MATERIALS AND METHODS

Sample collection.

The U.S. Department of Agriculture's (USDA), Animal and Plant Health Inspection Service, Wildlife Services (WS) relocates and removes wild birds from airports and other locations that pose a threat to human health and safety. The National Wildlife Disease Program (a branch of WS), in addition to actively live-capturing and sampling wild birds, opportunistically utilizes this program to obtain samples from various wild bird species for pathogen surveillance and to archive samples for future research. Trapping methods, species selected for sampling, and geographic distribution are left to the discretion of the wildlife biologists within each state. Through this program, blood samples were collected from live birds via the jugular, brachial, or metatarsal vein, or via postmortem intracardiac puncture from euthanized birds; it was then centrifuged at 1,500 rpm for 15 minutes and subsequently ≥ 0.5 mL of serum was transferred to 2-mL cryogenic vials. Samples were refrigerated and then shipped with ice packs within 3 days to the National Wildlife Disease Program where they were stored in the National Wildlife Serum Archive in a −80°C freezer.

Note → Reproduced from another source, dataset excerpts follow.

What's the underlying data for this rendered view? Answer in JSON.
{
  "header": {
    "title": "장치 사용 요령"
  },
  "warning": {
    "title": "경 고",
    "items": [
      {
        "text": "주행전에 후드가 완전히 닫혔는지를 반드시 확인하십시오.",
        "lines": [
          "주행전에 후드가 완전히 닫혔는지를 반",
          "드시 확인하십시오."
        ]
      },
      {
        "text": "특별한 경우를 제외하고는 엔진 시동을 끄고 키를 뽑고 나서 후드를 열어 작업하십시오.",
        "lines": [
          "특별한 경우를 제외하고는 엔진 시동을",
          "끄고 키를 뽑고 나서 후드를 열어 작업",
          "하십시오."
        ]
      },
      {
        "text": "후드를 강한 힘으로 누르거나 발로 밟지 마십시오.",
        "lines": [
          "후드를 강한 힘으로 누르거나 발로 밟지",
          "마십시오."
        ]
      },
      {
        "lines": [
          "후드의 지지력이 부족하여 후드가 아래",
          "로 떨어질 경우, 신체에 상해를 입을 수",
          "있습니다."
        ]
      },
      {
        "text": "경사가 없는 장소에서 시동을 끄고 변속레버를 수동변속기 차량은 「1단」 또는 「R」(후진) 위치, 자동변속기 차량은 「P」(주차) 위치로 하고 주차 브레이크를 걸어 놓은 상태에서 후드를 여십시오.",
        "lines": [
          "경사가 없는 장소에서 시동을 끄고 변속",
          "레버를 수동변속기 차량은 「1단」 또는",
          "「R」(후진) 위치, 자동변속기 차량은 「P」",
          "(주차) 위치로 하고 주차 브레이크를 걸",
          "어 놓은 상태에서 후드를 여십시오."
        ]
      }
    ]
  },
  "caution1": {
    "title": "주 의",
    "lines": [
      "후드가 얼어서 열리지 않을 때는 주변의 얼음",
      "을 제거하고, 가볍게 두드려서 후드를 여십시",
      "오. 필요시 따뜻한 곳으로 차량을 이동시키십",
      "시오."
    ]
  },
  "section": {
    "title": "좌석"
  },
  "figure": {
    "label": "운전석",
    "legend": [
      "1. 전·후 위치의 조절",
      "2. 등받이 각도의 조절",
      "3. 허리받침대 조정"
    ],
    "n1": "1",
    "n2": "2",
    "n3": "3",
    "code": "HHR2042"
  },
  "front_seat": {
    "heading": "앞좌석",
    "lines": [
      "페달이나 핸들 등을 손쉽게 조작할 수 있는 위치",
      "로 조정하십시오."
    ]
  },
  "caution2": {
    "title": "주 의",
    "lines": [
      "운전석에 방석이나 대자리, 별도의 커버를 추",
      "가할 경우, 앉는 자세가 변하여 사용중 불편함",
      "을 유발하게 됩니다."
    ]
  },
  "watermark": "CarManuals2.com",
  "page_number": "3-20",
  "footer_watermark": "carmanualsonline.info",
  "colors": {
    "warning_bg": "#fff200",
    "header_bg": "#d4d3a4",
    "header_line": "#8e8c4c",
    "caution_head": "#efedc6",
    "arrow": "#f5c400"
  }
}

We selected 997 serum samples from the National Wildlife Serum Archive for this project that were originally collected from wild birds from across the United States from January 1, 2013, through September 30, 2013 (Figure 1, Supplemental Table 1). Priority was given to samples collected in counties where EEEV, SLEV, and WNV activity is regularly reported (http://diseasemaps.usgs.gov/mapviewer/), and representative samples were selected from the remaining counties available in the archive. All samples were tested for TURV to expand the current list of avian species known to be infected. Bird-specific (sex, age) and collection site information (county, state, and Global Positioning System coordinates) were available for each sample.

Figure 1.

Figure 1.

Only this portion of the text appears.